Al Farrow’s visually stunning, emotionally unsettling sculptures of religious architecture, ritual objects and reliquaries, meticulously crafted from deconstructed guns, bullets, glass and steel are at once seductive and confounding. This is visual art that stimulates a cascade of thought and feeling, just as Al Farrow, a sculptor in all media for forty years, experienced on a trip to Italy fifteen years ago when he was confronted with a reliquary containing the remains of an ancient Saint. He had seen a light that has since illuminated his unique exploration of religious history and violence, of luminous beauty and harsh truth, of peace, progress and brutality.
In the exhibition are churches, synagogues, mosques, a mausoleum, Jewish ritual objects and Christian ‘casket’ reliquaries, all rendered from munitions. The buildings are highly detailed and faithful to reality in terms of proportion and architectural design. One monumental sculpture, Bombed Mosque, took the artist a year to create in his California studio, using more than 50,000 disarmed bullets and shell casings. The patterns and decorations formed from patinated and polished bullets adorn the structure in hauntingly accurate turquoise and gold; but one side of the massive dome is blown open, bombed in fact, speaking to the deep chasm between religious sects.
A Menorah, crafted from barbed wire and machine gun shells, is clearly layered with meaning and reference, but is an object of great reverence as well, attuned to past and present while statuesque and compelling in its presence.
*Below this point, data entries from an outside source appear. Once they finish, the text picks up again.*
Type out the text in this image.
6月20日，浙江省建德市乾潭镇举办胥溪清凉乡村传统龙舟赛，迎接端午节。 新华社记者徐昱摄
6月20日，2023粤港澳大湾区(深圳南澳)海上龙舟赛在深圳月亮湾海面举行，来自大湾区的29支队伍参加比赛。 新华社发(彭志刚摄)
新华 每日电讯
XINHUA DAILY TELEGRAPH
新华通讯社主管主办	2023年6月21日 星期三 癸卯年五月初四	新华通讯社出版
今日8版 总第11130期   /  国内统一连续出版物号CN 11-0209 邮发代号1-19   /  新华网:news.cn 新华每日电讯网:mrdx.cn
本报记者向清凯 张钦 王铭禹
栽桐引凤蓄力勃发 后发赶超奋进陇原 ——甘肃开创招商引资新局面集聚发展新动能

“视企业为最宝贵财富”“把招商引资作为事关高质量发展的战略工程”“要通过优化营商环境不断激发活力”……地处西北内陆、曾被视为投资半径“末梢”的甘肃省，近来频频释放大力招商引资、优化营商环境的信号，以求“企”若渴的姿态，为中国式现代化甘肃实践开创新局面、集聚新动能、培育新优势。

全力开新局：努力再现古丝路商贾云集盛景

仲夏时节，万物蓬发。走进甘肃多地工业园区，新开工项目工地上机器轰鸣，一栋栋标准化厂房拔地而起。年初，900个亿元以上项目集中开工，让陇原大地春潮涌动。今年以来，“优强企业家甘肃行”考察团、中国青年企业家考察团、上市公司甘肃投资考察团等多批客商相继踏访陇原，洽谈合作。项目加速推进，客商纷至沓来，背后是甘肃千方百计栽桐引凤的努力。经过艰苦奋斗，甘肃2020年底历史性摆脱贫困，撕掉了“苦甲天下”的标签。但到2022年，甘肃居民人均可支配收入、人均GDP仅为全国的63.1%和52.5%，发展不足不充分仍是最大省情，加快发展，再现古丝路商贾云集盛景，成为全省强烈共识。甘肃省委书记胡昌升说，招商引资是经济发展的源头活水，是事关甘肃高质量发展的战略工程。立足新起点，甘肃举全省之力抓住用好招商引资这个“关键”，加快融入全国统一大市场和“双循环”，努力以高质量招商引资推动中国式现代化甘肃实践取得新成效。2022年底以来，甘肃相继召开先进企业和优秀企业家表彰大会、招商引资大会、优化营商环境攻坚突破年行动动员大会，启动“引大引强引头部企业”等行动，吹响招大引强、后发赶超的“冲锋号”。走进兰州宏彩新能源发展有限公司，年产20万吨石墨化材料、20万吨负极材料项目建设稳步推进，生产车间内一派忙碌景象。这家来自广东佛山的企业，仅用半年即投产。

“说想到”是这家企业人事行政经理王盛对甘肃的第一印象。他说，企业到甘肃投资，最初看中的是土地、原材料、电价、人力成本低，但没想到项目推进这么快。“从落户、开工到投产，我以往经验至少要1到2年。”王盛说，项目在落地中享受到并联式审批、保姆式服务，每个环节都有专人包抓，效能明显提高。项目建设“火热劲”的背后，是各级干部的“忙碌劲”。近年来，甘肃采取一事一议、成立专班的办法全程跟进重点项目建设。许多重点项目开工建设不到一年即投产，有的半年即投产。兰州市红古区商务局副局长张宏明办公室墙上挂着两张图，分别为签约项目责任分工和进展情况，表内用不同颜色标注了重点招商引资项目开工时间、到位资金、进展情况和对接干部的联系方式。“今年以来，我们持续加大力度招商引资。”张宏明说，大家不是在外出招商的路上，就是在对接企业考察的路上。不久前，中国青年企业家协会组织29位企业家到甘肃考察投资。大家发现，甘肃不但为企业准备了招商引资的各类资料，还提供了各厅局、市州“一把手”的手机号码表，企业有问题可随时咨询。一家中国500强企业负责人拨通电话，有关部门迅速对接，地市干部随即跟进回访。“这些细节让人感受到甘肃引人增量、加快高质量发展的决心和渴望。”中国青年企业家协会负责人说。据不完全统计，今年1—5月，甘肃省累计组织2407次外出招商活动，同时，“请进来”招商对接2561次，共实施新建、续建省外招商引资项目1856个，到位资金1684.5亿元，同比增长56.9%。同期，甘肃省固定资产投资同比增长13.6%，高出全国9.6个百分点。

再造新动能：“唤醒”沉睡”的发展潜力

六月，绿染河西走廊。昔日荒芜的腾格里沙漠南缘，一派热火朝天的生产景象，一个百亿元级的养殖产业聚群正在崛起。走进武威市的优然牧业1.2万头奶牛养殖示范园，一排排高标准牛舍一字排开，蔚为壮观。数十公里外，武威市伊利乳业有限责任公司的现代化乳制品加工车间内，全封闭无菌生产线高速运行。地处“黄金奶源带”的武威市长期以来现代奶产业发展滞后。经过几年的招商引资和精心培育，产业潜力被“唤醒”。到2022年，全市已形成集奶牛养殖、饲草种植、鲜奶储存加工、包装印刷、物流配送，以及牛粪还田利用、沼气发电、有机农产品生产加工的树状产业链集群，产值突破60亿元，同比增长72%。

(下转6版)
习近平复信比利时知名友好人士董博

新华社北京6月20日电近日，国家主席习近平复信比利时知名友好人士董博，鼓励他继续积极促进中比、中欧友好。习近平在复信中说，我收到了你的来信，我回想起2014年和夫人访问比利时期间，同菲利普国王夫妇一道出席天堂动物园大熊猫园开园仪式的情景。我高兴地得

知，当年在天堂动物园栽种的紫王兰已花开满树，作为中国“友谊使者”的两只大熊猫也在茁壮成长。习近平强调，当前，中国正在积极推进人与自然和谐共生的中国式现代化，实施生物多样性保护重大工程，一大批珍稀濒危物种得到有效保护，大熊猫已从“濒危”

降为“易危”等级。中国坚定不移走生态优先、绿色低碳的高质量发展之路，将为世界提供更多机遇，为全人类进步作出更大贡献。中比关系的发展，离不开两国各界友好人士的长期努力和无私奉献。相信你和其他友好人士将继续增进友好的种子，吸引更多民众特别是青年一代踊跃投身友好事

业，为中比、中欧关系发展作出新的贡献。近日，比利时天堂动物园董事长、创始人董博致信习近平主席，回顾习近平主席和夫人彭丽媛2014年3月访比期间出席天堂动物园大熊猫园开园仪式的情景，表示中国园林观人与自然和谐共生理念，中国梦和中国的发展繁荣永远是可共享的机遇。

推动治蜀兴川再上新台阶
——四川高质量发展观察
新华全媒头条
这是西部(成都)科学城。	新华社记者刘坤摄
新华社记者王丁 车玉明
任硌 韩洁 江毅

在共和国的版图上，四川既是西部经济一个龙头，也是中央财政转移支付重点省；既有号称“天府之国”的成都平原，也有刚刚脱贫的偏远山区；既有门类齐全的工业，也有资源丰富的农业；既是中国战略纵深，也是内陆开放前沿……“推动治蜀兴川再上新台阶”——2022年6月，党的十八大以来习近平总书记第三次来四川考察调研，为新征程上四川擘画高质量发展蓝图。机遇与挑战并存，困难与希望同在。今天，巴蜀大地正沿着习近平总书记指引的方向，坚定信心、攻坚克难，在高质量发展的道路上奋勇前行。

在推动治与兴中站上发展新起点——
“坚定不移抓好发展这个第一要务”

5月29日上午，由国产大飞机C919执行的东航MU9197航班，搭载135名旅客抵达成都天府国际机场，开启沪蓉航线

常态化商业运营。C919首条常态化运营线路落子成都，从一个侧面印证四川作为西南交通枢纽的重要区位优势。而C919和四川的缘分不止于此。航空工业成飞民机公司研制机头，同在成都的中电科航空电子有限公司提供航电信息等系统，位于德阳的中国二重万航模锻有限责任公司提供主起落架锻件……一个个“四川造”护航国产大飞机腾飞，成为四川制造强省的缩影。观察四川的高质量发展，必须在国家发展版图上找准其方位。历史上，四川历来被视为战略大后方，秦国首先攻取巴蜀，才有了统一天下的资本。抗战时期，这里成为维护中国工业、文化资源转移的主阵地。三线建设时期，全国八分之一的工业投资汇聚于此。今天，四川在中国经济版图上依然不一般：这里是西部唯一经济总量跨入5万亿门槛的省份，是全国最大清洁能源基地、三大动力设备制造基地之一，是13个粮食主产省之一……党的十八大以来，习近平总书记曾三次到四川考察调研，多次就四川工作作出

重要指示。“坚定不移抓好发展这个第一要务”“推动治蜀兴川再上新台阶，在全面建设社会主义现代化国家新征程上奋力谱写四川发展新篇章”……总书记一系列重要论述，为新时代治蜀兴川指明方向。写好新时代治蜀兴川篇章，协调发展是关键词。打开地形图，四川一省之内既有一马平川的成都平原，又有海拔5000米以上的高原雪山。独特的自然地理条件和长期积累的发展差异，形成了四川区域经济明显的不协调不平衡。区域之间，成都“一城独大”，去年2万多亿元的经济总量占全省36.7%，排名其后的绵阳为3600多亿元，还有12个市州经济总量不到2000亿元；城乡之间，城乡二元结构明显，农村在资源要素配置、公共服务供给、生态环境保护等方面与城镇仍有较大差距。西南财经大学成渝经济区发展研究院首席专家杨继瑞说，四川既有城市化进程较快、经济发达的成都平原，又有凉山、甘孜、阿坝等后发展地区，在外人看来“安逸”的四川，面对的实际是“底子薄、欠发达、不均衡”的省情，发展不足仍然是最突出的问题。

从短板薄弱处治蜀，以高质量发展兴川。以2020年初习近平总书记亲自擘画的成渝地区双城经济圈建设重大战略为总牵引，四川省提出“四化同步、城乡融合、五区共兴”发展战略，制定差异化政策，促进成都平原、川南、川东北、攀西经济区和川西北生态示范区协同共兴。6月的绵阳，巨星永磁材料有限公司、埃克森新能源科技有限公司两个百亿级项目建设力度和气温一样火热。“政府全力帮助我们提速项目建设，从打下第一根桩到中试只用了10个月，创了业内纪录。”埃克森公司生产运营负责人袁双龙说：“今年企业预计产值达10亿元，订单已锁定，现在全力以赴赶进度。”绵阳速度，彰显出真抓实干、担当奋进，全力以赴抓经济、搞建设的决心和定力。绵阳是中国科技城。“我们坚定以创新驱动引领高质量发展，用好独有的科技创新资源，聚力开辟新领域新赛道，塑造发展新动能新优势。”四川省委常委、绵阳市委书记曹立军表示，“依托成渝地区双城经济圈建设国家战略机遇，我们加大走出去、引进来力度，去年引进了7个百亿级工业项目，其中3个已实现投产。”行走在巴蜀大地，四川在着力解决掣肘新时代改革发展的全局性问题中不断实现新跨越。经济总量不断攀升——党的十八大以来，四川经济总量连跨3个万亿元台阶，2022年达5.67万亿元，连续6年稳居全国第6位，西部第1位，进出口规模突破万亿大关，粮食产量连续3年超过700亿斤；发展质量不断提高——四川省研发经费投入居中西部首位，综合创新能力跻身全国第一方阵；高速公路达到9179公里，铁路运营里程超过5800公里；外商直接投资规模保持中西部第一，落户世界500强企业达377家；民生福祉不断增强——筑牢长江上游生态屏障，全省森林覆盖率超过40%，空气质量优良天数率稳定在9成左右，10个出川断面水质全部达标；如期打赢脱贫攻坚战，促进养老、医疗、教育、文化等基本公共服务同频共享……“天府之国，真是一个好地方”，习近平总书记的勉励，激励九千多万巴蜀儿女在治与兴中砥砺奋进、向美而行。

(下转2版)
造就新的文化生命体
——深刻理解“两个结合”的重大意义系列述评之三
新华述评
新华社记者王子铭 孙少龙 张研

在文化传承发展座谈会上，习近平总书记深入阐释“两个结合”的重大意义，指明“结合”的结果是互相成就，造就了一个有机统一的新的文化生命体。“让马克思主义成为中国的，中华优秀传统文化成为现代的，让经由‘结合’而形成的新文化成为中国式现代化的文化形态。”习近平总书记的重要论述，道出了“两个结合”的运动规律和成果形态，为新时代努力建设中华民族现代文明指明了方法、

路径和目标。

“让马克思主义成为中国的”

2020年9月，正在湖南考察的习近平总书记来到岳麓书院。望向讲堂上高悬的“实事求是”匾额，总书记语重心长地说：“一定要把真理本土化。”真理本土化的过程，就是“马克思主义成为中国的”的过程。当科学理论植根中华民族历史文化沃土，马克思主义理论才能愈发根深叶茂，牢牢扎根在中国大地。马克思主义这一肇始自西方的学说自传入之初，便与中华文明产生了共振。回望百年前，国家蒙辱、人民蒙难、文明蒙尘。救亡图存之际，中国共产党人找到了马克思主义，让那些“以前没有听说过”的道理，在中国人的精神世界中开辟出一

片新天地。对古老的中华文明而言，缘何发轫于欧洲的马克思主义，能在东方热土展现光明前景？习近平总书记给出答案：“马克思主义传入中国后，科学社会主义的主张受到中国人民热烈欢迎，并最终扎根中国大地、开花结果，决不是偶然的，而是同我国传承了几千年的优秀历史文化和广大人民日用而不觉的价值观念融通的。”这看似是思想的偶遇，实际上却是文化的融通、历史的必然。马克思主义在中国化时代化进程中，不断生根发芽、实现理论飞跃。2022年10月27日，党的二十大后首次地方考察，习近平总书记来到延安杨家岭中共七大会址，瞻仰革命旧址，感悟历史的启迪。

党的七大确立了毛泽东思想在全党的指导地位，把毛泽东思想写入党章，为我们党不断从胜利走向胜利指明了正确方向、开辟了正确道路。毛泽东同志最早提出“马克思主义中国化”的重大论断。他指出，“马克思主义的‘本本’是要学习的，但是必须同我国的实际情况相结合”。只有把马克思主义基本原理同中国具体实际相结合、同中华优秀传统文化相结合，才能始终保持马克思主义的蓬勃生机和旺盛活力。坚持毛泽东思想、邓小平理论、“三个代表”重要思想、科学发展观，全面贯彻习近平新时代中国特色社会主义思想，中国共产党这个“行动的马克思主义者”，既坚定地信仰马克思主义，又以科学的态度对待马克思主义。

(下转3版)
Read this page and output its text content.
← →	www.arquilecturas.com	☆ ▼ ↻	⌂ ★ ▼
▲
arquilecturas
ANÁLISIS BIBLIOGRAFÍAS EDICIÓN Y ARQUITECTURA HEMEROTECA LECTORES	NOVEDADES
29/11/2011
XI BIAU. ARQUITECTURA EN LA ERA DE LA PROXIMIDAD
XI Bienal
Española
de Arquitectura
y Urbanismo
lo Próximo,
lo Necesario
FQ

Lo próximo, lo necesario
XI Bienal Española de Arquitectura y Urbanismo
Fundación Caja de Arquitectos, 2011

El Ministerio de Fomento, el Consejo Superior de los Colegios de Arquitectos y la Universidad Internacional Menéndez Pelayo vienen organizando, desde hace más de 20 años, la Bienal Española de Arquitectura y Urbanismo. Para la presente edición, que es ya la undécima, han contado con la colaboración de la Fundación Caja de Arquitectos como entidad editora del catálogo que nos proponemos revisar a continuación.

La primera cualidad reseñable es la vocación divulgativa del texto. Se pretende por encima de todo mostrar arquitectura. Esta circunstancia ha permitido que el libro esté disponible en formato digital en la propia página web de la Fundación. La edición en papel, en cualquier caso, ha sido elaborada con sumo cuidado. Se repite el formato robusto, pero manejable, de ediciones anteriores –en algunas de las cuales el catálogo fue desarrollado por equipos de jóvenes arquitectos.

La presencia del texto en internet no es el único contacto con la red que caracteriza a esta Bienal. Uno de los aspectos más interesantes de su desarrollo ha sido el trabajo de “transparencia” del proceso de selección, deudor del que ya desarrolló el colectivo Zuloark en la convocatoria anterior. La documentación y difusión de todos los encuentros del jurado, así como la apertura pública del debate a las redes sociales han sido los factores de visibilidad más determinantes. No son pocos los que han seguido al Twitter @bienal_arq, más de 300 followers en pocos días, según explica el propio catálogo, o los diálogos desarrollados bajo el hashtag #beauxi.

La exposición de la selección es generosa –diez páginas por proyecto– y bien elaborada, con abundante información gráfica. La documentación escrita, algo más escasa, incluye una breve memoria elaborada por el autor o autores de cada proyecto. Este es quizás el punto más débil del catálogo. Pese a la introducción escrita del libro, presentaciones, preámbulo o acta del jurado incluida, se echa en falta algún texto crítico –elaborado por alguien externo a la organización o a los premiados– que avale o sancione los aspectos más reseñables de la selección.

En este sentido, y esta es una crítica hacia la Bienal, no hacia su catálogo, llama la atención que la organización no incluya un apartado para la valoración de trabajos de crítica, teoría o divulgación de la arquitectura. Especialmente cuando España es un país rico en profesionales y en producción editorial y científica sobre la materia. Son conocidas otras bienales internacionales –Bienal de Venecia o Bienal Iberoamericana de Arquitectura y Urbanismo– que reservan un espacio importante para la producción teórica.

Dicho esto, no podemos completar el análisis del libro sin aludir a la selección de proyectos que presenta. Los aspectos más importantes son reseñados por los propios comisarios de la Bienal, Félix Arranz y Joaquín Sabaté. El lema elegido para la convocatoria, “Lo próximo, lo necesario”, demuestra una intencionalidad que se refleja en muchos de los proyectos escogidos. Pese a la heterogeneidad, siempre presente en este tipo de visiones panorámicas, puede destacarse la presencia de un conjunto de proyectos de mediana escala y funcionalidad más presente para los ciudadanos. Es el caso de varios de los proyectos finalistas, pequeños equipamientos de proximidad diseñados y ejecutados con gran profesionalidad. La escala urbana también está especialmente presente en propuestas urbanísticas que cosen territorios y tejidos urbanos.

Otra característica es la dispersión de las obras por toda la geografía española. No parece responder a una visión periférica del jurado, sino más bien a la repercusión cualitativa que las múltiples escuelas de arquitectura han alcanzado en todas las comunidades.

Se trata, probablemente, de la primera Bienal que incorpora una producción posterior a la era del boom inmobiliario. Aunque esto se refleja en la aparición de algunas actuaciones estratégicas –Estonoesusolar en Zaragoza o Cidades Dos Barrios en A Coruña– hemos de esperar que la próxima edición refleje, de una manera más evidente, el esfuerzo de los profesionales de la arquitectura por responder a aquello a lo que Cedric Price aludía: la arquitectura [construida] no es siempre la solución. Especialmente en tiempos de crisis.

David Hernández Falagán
The tall spire of a Protestant church, entitled Revelation, reaches for the heavens while the Spartan structure below contains a copy of Durer’s etching of The Four Horsemen of the Apocalypse. Farrow makes art not about a certain religion, but about the repetition of history, the inexorable battle of mankind, and the perversion of organized religion as a whole.
Sacred and profane, metaphoric and literal, gleaming and shocking, Al Farrow’s art is unforgettable and deeply moving.
Al Farrow’s work was the subject of a solo exhibition at the San Francisco Fine Arts Museum (the de Young) in 2008. His sculptures are included in the public collections of the San Francisco Museum of Modern Art, the San Jose Museum of Art, 21c (Louisville, Kentucky); the de Young Museum and the Government of the State of Israel. The Forum Gallery exhibition, accompanied by a 112-page catalogue with essays by Eleanor Heartney and Diana L. Daniels and a foreword by Chris Hedges, continues to the Crocker Art Museum (Sacramento, CA), 21c Museum (Louisville, KY), and the Catharine Clark Gallery (San Francisco, CA). The San Francisco artist will be available for interviews in New York through March 10th and by telephone thereafter.
The exhibition begins on March 5, 2015 with an opening reception on March 6, 2015 from 5:30-7:30 pm and the artist will be present. The exhibition will be on view through May 2, 2015. Forum Gallery is open Tuesday through Saturday, 10 am to 5:30 pm.